Woestijnvogel. En toch, de in steppen en woestijnen voorkomende zandhoenders kunnen wel degelijk water naar het nest vliegen. De mannelijke vogels drukken zich hierbij volledig in plassen tot tegen de bodem en door krachtig heen en weer te schudden worden de veren natgemaakt. Ze vliegen hierop naar het nest waar jonge vogels het water tot zich nemen door de veren van de man in de bek te nemen. Onderzoek heeft inmiddels uitgewezen dat buikveren van zandhoenders tot tweemaal toe zoveel water in de bevedering kunnen opnemen dan een doorsnee andere vogel. Aangenomen wordt dat een volwassen vogel per dag ongeveer 3,5 dl water moet opnemen om de jongen maar ook de hen van water te kunnen voorzien.
Hoenderachtige of duifachtige? Mede hierdoor beschouwen niet alle onderzoekers de zandhoenders als echte hoenderachtigen maar zien ze eerder verwant aan duifachtigen. De grootte van de vogels, van 23 tot 40 cm, speelt hierbij uiteraard een rol maar ook de bouw van het lichaam wijst in die richting. De soorten hebben bovendien korte, duifachtige poten die zelfs (gedeeltelijk) bepluimd zijn. Vogels die in woestijnen leven hoeven ook aangepast te zijn aan daar heersende leefomstandigheden. Bij zandhoenders is bvb. onder meer vastgesteld dat ze over een dichte donslaag beschikken wat een krachtige bescherming biedt tegenover de zon. En nu we het toch hebben over de bevedering: zandhoenders hebben niet alleen een dik verenkleed maar het is bovendien bijzonder fraai getekend met, naargelang de soort, witte, zwarte en oranje vlekken op een bruine of grijze ondergrond.

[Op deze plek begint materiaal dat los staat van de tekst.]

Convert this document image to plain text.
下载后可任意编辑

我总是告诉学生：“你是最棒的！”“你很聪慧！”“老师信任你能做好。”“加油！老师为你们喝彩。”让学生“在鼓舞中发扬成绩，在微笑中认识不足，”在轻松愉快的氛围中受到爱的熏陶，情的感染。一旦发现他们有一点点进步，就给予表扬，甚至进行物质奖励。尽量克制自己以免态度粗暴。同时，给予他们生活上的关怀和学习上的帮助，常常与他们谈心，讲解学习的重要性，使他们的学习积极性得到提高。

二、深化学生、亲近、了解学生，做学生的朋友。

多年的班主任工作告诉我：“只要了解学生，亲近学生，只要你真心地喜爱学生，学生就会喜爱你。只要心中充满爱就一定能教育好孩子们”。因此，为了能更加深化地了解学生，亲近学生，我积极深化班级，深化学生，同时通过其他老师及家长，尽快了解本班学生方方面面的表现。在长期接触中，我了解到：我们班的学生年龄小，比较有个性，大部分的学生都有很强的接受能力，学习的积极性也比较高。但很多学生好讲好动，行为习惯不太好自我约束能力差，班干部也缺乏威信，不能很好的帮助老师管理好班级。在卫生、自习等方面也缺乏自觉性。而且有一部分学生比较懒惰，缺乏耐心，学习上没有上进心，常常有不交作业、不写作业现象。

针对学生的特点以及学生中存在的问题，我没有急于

Fraai. Zandhoenders zijn doorgaans fraai gekleurde en getekende vogels waarbij het opvalt dat de plaats waar de vogels leven ook de kleur is van de bevedering. De zandhoenders die voorkomen op zandduinen hebben doorgaans een roodbruin gekleurde bevedering terwijl zij die leven tussen rotsachtige gebieden gewoon grijs gekleurd zijn.
Verspreiding. Algemeen wordt aangenomen dat er zestien verschillende soorten zandhoenders bestaan. Ze komen voor in een groot gebied dat zich uitstrekt over grote delen van Zuid-Europa, Zuid- en Centraal Azië, Madagaskar en Afrika. Het hoofdvoedsel bestaat voornamelijk uit harde boomzaden, bvb. van de acacia.
Nest. Zoals het voor dergelijk soort vogels hoort wordt er nooit veel poespas gebruikt bij de bouw van het nest. En eigenlijk is dat nog niet zo slecht gezien. Omdat het meestal niet veel meer is dan een kuiltje in de grond is het verdraaid ook moeilijk te vinden voor predatoren temeer daar ook de kleur van de eieren wonderwel is aangepast aan de kleur van het zand. Zandhoenders hebben per nest slechts drie tot vier eieren en opvallend, voor deze soort vogels toch, is dat én man én pop aan het broedproces deelnemen maar waarbij toch moet gesteld worden dat overdag de pop broedt en ’s nachts de man. De broedtijd bedraagt drie weken en zoals het voor hoenderachtigen past zijn jonge vogels nestvlieders eenmaal de donsbevedering opgedroogd is. Omdat het bijzonder sociaal voelende vogels zijn wordt er ook in groep geleefd. De hanen vliegen vaak in grotere groepen naar de drinkplaatsen, soms enkele tientallen kilometer ver, om er gezamenlijk te drinken en via de bevedering water mee te brengen voor hennen en jonge vogels. Een strikt bepaalde nestperiode is er niet en aangenomen wordt dat sommige soorten zandhoenders gewoon, met uitzondering voor de ruitijd, gewoon het volledige jaar doorgaan met nestelen.
Predatoren. Vogels die in groep leven vormen in de regel een gemakkelijke prooi voor roofvogels en andere roofdieren. Van zandhoenders is geweten dat ze hoog op het verlanglijstje staan van de lannervalk (Falco biarmicus) maar ook voor krokodillen vormen ze bij de drinkplaatsen een makkelijke prooi temeer daar het, mede door hun korte pootjes, eigenlijk slechte lopers zijn. Maar ook voor de inheemse bevolking moeten ze vrezen want, naar verluidt, hebben zandhoenders een bijzonder lekker vlees ….
Standvogels. Aangenomen wordt dat zandhoenders standvogels zijn. Slechts bij uitzondering wordt een trekperiode geregistreerd die eigenlijke nog het best kan vergeleken worden met invasies van pestvogels of kruisbekken in onze regio’s.